***
Я сижу, поджав ноги, в старом развалившемся кресле и пытаюсь справиться с дрожью, напротив, поперек дивана, лежит тело, одна рука неестественно закинута на спину, другая свешивается до пола, признаков жизни тело не подаёт.
Я знаю, в таком состоянии пребывать оно будет долго.
В комнате стоит стойкий запах перегара, не спасает даже открытое окно, а еще почему–то пахнет кислой капустой. Странно, никогда у меня не было кислой капусты, или была? Не помню…. Перегнувшись через ручку кресла, пытаюсь поднять одеяло, не выходит, на нём покоится перевернутая тумбочка. Придется встать…
Под столом сиротливо поблескивают остатки будильника. А где мои часы?

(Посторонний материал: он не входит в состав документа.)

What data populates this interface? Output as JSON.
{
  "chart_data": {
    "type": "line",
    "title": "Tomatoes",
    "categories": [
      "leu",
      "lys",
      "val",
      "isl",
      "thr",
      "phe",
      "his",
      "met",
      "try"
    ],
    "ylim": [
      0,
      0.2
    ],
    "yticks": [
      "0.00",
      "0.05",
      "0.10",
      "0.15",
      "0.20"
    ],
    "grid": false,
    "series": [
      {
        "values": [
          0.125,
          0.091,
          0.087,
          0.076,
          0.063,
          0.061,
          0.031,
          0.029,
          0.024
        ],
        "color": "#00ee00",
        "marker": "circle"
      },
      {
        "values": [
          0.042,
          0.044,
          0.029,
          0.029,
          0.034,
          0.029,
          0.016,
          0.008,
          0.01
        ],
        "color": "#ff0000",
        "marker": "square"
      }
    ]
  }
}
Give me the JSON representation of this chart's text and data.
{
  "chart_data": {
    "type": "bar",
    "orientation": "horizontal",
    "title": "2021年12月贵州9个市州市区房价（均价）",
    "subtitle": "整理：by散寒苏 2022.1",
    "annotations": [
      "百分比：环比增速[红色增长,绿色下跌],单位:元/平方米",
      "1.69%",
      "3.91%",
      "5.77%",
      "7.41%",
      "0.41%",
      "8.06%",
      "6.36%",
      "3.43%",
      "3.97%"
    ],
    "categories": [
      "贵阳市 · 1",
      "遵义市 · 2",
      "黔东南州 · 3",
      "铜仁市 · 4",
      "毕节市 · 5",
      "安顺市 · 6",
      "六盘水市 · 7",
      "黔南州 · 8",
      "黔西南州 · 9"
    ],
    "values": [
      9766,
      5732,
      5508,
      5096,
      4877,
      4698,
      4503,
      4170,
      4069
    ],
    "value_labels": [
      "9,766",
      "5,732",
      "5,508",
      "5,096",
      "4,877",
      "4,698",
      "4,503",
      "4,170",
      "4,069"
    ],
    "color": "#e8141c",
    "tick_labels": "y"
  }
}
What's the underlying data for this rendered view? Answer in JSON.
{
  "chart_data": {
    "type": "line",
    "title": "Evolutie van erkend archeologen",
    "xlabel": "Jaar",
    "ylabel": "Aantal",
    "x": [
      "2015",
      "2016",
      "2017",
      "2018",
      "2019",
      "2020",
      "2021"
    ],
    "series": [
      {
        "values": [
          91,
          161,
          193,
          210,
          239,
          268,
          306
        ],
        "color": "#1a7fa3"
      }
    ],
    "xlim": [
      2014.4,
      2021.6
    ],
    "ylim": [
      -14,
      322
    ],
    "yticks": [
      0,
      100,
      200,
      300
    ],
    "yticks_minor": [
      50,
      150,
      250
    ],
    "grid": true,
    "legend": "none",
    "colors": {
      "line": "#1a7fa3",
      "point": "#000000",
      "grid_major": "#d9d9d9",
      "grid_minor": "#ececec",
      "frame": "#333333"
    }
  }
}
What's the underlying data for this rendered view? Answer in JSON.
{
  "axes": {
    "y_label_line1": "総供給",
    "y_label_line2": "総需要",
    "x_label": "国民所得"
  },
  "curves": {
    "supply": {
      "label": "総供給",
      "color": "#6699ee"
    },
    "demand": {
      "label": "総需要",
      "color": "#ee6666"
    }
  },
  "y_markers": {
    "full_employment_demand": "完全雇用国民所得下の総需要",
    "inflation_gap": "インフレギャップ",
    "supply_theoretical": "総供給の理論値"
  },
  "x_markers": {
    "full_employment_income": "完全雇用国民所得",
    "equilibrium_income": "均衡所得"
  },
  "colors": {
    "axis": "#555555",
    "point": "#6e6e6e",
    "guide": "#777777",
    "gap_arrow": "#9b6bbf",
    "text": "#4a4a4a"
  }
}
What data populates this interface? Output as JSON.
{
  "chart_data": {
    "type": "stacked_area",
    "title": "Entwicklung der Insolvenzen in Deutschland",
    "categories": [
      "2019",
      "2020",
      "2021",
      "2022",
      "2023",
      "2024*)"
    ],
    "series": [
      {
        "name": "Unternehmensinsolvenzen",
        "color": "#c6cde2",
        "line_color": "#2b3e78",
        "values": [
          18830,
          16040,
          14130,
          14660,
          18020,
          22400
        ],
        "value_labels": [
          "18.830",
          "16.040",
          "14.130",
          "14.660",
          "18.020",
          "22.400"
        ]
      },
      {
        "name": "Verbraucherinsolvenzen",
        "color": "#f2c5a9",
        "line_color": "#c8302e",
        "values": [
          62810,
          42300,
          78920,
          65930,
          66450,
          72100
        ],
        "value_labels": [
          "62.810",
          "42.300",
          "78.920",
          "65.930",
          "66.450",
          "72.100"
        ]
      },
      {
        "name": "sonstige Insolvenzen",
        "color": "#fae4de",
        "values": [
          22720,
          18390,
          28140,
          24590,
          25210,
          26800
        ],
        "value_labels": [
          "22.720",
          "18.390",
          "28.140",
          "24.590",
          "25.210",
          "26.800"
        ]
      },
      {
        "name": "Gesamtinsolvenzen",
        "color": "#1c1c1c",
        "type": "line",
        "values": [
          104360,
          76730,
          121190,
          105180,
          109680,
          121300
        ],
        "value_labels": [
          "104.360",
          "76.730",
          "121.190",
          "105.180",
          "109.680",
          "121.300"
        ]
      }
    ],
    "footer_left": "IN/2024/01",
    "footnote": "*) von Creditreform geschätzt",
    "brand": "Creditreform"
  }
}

В сумке, наверное…, а сумка?… Ладно, это потом, сначала телефон…
А он–то где?!!…
Открываю зеркальную дверцу пузатого шифоньера и наощупь шарю внутри, дело непростое, в этот мебельный раритет много чего напихано, наконец, нахожу аппарат, включаю его в розетку и набираю номер службы времени.
–Шесть часов три минуты,–возвещает дребезжащий женский голос.
Странно, почему всегда, кажется, что дама недовольна? Наверное, это ей наказание за особо тяжкие грехи. А, что? Все на лесоповале, а она «ходиками» работает, еще неизвестно, кто быстрее взбесится. А вдруг, это изощренный вид пытки? Для предателей Родины, например.
А тело на диване лежит всё в той же позе: неуклюжее бревно, зарывшееся в месиво простыней.
С улицы тянет мартовской непогодой, снег, дождь, ветер. Окно…, надо бы его закрыть, но между мной и подоконником два перевернутых стула, сломанный табурет, поваленная тумбочка и куча битого стекла, с минуту потоптавшись в нерешительности, плетусь в кухню.
Соседи по коммуналке спят. Вернее одна соседка, тетка Дуня, сестра её тетка Лена опять ночует у подруги, а племянник Гришка появляется в квартире только во время сильных запоев, в такие дни у его сожительницы сдают нервы, и она выставляет Григория вон.
На кухне я сую чайник под кран, зажигаю все четыре конфорки и начинаю искать, чего бы заварить. После тщательного обследования обнаруживаю полпакета макарон, сушки и пачку сухой горчицы. Горчицу заваривать не хочется.
Малость поразмыслив, направляюсь в комнату соседки.
Тетка Дуня запирает дверь только, когда уходит из квартиры, но я всегда знаю, где найти ключ, причем, знаю об этом только я, с родственниками старуха не ладит. Тетка Лена пронырливая баба себе на уме, а о Гришке вообще говорить не приходиться, он из той категории алкоголиков, которые упившись в дрова, активно терроризируют окружающих, хотя по натуре Григорий человек тихий, потому даже в наивысшем «нажоре» никогда не распускает руки и не пристаёт к посторонним. Меня он не трогает, а вот бедной тетке достаётся. Обычно Гришка бегает по квартире в одних трусах, так и норовящих соскользнуть с мосластых чресл, и предъявляет ей счет за все обиды, которые когда–либо нанесла ему жизнь. В таких случаях, его хитрая мамаша моментально испаряется в соседний подъезд к подруге, а вот несчастной Евдокии Степановне деваться некуда. Она даже не может закрыться у себя комнате, от этого Гришка еще больше свирепеет и хватается за топор. Пару раз он разносил теткину дверь в щепу, вот поэтому–то бабка Дуня и держит ее незапертой.
Я аккуратно открываю соседскую дверь, пару минут привыкаю к сумраку, потом лезу в буфет. Пачку чая нахожу практически сразу и уже собираюсь ретироваться, как вдруг замечаю свою сумку (ну, конечно же, сама вчера оставила её у бабки). Машинально делаю шаг вперед, на что–то натыкаюсь и слышу «хрустальный» звон… Так…, ясно, бутылки. Сдавать приготовила, то, что от грохота старуха проснется, шансов мало. Она полностью глуха на левое ухо, да и правым слышит не очень, а вот свет в комнате включать не стоит, значит, придется идти за спичками.